The intention is not to stay up too late. We have lost a lot of sleep over the last two nights, and we all have the drive home tomorrow.
Our ‘getting off’ time is 8:45 and I have the phone number of the parking company programmed into my mobile phone to organise the car return as soon as we get off the ship.
3:40pm – Our final piece of luggage is now outside the cabin door. We have sat up in the Crow’s Nest to read our books. As is a very common theme, my eyes became heavy and I was no longer reading words, but just looking at them. I put the eReader down and settled into the comfy settee. I think I was I instantly asleep and when I woke, my confusion, and the sounds of chatter around me, came as a flashback of when I regained consciousness after my hip replacement operation. It was just for a couple of seconds and then I remembered where I was, but I must have slipped into a very deep sleep for a while.
All around us there seemed to be people with pots of tea so I suggested that we go for one in the buffet. It meant a walk outside along deck 13, and although there was a blue sky and sunshine, it was most definitely a late winter afternoon again. The memories of hotter days in the Indian Ocean, when we had temperatures into the high 30s, paid a fleeting visit from the depths of my mind to my consciousness. There will be many such moments in the coming weeks as we settle down in Herefordshire once more.
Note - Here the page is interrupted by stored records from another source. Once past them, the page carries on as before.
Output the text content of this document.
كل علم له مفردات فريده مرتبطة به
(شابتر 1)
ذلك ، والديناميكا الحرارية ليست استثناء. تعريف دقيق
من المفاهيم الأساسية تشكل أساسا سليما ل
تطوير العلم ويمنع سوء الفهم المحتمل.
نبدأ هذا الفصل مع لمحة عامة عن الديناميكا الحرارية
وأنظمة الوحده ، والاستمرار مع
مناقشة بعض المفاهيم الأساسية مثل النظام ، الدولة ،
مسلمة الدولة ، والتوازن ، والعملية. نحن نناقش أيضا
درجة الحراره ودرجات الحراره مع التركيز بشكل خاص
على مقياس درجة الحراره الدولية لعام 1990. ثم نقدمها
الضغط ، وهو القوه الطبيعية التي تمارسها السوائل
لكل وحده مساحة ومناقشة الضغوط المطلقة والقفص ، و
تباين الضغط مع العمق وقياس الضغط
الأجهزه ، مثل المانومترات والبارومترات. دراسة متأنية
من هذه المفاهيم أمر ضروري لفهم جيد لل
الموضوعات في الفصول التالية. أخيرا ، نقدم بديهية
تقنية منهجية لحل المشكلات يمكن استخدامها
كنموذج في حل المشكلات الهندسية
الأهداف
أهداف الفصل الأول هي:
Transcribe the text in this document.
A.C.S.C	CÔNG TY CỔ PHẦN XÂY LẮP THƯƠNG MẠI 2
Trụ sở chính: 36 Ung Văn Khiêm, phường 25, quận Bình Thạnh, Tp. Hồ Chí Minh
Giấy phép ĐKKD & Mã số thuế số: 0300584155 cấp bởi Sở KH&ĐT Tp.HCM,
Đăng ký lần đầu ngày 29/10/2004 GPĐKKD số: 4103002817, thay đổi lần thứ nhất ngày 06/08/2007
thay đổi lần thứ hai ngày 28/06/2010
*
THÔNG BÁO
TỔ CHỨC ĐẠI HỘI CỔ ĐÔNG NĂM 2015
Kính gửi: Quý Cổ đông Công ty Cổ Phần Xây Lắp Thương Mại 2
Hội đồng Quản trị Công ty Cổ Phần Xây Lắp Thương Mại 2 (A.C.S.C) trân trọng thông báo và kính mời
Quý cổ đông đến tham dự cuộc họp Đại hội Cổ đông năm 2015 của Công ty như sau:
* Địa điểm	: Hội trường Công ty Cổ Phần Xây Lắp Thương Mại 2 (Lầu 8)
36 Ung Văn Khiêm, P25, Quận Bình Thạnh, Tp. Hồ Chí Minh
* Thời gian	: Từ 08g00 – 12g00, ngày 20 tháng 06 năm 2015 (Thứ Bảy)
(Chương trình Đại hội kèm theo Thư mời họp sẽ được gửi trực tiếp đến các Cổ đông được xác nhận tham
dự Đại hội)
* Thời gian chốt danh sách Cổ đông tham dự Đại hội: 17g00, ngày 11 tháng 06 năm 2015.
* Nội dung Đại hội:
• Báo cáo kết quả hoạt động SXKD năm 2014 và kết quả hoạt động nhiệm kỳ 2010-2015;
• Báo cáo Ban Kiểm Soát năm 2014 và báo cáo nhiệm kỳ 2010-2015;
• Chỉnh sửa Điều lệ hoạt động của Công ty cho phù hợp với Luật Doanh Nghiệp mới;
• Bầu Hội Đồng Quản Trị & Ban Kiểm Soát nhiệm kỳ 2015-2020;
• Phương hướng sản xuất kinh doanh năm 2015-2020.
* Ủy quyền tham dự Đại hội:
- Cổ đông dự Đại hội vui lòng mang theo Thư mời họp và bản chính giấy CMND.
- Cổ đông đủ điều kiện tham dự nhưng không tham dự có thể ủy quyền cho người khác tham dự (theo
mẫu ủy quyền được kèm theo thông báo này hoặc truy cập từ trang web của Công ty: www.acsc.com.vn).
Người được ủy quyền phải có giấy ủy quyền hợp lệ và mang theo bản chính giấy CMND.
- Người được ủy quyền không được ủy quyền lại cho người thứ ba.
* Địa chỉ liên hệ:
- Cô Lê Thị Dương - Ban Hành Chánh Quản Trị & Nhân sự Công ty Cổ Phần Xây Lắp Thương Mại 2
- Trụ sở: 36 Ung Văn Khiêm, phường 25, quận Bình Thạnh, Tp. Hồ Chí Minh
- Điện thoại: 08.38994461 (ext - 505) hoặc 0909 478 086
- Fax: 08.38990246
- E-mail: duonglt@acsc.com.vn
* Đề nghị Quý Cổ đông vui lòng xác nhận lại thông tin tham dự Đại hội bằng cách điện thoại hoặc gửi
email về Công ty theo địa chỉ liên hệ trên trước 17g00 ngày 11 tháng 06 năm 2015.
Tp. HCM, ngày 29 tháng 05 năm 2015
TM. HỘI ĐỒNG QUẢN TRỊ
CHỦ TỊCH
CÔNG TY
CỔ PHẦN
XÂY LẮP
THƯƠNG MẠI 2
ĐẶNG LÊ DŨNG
Back at the cabin our shoes were taken off, and we lay on the bed. The TV navigation channel shows we have crossed Biscay and we will be turning right soon around the Brest peninsular and then into the English Channel.
The wind has reduced to an acceptable level for our last night on board. Tonight I am sure I will sleep but I also suspect I will wake up to familiar noises as we dock at the Mayflower Cruise Terminal early tomorrow morning.
Well this is the last post I will be sending from Aurora. I will be back online from home when we have settled in and got our heads back to normality. The last 104 days and nights have been terrific, and I am so very sad that it is coming to an end, but I am ready to go home, and looking forward to the comfort of our own bed, and Deb’s tasty meals. We have lots of plans and projects for this year inside the house, and out in the garden.
As I said, the story will continue when I am back at home, and soon I will be planning how to put our adventures into a new book, but for now it is a cheerio from Aurora.
I’d like to thank all the people we have met and chatted to during the cruise and shared our lives for three months. Also, thanks to everyone who has been following our blog since that chilly night in January.
We have finished chasing the sunrise across the three major oceans of the world but we can look forward to the thrill of another cruise in just three months’ time on little Adonia.